I have a list of 130
dataframes each with 27
columns and 2
factor levels per dataframe. I want to remove the duplicated rows in each dataframe based on 3
columns for one factor level only, keeping all rows in the other factor level and their duplicates.
I have sorted all the dataframes according to the factor levels and then I tried to remove the duplicated rows only for the first factor level.
The list is called x
and i
index between the dataframes in list with x[[i]]
, with i
running from 1
to 130
.
The column in every dataframe called temp
contains 2
factor levels, either 0
or 1
. The 130
dataframes have been ordered according to level = 0
first and then level=1
.
for (i in 1:130)
{
x[[i]]$temp <- factor(x[[i]]$temp,levels = c(0,1))

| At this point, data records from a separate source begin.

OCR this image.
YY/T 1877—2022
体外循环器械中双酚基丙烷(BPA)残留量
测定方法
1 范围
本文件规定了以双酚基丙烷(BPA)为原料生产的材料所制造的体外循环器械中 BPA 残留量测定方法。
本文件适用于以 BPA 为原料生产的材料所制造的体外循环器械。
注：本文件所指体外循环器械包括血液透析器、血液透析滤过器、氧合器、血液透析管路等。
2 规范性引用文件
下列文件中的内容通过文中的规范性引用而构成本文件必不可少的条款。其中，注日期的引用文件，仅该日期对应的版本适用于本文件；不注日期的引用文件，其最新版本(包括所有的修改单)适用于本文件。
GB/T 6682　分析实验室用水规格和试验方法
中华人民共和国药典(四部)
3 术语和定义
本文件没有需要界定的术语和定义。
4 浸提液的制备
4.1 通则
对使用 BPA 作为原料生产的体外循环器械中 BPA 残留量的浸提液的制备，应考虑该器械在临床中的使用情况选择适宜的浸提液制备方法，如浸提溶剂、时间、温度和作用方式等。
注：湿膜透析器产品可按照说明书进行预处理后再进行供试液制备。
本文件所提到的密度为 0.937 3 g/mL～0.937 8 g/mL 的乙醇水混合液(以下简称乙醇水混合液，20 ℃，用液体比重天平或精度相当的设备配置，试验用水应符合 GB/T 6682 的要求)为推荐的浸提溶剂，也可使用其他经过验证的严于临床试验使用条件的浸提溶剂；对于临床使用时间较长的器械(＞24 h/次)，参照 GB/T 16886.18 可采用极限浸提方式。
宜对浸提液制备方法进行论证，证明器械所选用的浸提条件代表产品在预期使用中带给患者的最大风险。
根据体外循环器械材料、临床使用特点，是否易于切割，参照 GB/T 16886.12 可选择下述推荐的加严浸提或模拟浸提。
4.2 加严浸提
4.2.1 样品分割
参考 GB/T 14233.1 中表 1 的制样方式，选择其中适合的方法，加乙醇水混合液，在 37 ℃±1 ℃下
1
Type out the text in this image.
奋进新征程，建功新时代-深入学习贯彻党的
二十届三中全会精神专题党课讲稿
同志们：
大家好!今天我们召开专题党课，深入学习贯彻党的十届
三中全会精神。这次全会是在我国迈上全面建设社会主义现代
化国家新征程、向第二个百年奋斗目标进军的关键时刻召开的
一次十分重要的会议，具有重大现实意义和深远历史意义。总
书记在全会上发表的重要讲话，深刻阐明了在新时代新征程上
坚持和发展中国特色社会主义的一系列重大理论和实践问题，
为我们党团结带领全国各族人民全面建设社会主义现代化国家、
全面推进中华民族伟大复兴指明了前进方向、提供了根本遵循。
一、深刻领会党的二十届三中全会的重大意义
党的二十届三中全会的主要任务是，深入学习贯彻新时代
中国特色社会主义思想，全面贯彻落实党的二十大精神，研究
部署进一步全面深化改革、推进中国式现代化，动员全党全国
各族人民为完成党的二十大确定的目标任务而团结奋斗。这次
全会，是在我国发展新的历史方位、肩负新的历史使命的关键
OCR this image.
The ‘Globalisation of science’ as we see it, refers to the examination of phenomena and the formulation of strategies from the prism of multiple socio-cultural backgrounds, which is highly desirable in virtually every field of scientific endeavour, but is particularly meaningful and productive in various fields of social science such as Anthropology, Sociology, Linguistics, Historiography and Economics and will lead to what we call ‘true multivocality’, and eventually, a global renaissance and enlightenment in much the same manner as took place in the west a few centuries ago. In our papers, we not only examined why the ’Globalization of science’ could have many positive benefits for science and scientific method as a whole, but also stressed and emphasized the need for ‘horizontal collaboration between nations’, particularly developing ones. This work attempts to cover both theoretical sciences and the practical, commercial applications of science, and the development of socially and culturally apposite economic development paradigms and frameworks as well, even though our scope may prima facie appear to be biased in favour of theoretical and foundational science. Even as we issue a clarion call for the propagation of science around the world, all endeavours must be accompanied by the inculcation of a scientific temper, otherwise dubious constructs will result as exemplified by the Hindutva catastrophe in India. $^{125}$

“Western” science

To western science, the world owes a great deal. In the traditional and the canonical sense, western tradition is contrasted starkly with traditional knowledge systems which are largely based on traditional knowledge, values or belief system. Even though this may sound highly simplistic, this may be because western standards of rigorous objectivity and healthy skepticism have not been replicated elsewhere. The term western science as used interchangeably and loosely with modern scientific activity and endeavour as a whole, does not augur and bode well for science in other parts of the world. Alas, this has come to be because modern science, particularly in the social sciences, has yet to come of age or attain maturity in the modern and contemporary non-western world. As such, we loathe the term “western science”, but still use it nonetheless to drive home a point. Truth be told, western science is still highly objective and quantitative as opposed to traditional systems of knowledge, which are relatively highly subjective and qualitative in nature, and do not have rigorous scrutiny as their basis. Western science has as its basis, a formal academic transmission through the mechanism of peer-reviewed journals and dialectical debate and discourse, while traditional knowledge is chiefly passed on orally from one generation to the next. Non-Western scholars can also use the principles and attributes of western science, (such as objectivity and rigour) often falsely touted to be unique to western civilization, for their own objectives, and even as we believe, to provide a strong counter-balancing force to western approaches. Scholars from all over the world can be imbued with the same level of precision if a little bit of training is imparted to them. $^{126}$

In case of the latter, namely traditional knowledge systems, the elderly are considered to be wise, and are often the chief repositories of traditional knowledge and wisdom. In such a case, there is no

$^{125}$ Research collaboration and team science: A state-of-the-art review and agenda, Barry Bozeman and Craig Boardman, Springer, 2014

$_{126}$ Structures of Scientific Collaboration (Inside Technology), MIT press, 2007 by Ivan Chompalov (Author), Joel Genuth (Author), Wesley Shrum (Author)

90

# Creating 2 factor levels called `0` and `1` in column called `temp` and index position of the `temp` column is `24`
x[[i]] <- x[[i]][order(x[[i]]$temp),]
# Ordering all of the dataframes by levels; level = 0 first then level = 1
x[[i]] <- x[[i]][!(duplicated(x[[i]][c(2,27,25)])),]
# This is removing duplicated based on columns 2,27 and 25, but I to perform this only for the first factor level = 0
}